En 2014 et 2015, la direction de la police suédoise a rendu public deux rapports nationaux sur 53 zones exposées à la criminalité parmi lesquelles quinze le sont à un degré critique. Ces 53 zones se caractérisent par le fait que «les réseaux criminels locaux sont considérés comme ayant un impact négatif sur la communauté». Les crimes qui s’y produisent très régulièrement incluent la violence, les émeutes, les jets de pierres, le trafic de drogue, etc.

Le trafic de stupéfiants est la composante la plus importante de l’activité criminelle et se déroule plus ou moins à la vue de tous. La substance la plus courante est le cannabis, même s’il existe aussi des drogues plus dures comme la cocaïne, la méthamphétamine et le spice 18. La division nationale des enquêtes criminelles affirme que «les jeunes délinquants dans ce type de zones financent leur addiction de deux façons principales : la vente ou le vol. De sorte que l’usage de drogues est une porte d’entrée dans la criminalité». Le trafic de drogue mène souvent à des conflits internes comme externes. La suite du rapport explique : «La forte valeur monétaire des drogues signifie qu’il y a toujours un gros risque financier, aussi bien pour les vendeurs que pour les clients, tout au long de la chaîne de distribution. Ceci est à l’origine de situations d’endettement. Les différends liés à ce genre de situations ont conduit dans divers endroits à des actions punitives ou ont dégénéré en conflits19

Pour protéger une entreprise de trafic criminel, il existe des méthodes variées, incluant la surveillance des véhicules de passage, les «arnaques», les caches d’armes ou les transports internes par scooters. Une «arnaque» est une forme d’extorsion ou de vol où l’on simule l’existence d’une dette : une somme doit être payée pour compenser une injustice perçue ou fictive. Les armes sont dissimulées à la police en confiant aux individus les plus jeunes du groupe  la tâche de les stocker et de les transporter vers les membres plus âgés. Les scooters sont des outils importants de ce business pour assurer le transport des armes et de la drogue mais aussi pour surveiller les véhicules qui traversent le territoire.
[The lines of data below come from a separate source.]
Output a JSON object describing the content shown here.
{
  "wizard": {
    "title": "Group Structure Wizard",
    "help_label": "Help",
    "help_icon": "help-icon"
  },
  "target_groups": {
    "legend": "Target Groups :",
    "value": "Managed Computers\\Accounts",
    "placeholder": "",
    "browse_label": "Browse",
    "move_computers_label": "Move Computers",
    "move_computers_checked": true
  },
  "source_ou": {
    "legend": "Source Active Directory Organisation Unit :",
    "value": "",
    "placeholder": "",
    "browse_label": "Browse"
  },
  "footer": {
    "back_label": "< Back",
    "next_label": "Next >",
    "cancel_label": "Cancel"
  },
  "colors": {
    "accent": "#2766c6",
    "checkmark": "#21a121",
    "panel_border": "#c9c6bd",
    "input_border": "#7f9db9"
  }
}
Dans certains cas, l’impact de la criminalité sur la communauté locale est si profond que l’on entre dans la problématique de ce qu’on appelle les sociétés parallèles. Celles-ci incluent des pratiques comme le racket et un système judiciaire à part, où les conflits sont réglés directement au sein du milieu criminel en dehors du système légal officiel. Le mécanisme fait qu’avec le temps se produit une normalisation de l’exception : un incendie de voitures à Rinkeby a cessé de faire événement, alors que le même fait accèderait aux faveurs des gros titres de la presse s’il se produisait dans le centre de Stockholm. Les sociétés parallèles aboutissent à l’émergence de normes et d’institutions nouvelles. On trouve des exemples de réseaux criminels qui placent de l’argent dans un « fonds de sécurité » dont peuvent profiter les parents des criminels incarcérés pour recevoir une aide matérielle pendant la durée de l’incarcération. Au travers d’institutions comme ce fonds de sécurité, la criminalité risque d’augmenter encore, puisque la carrière criminelle devient une sorte de profession possédant son propre système d’assurance sociale.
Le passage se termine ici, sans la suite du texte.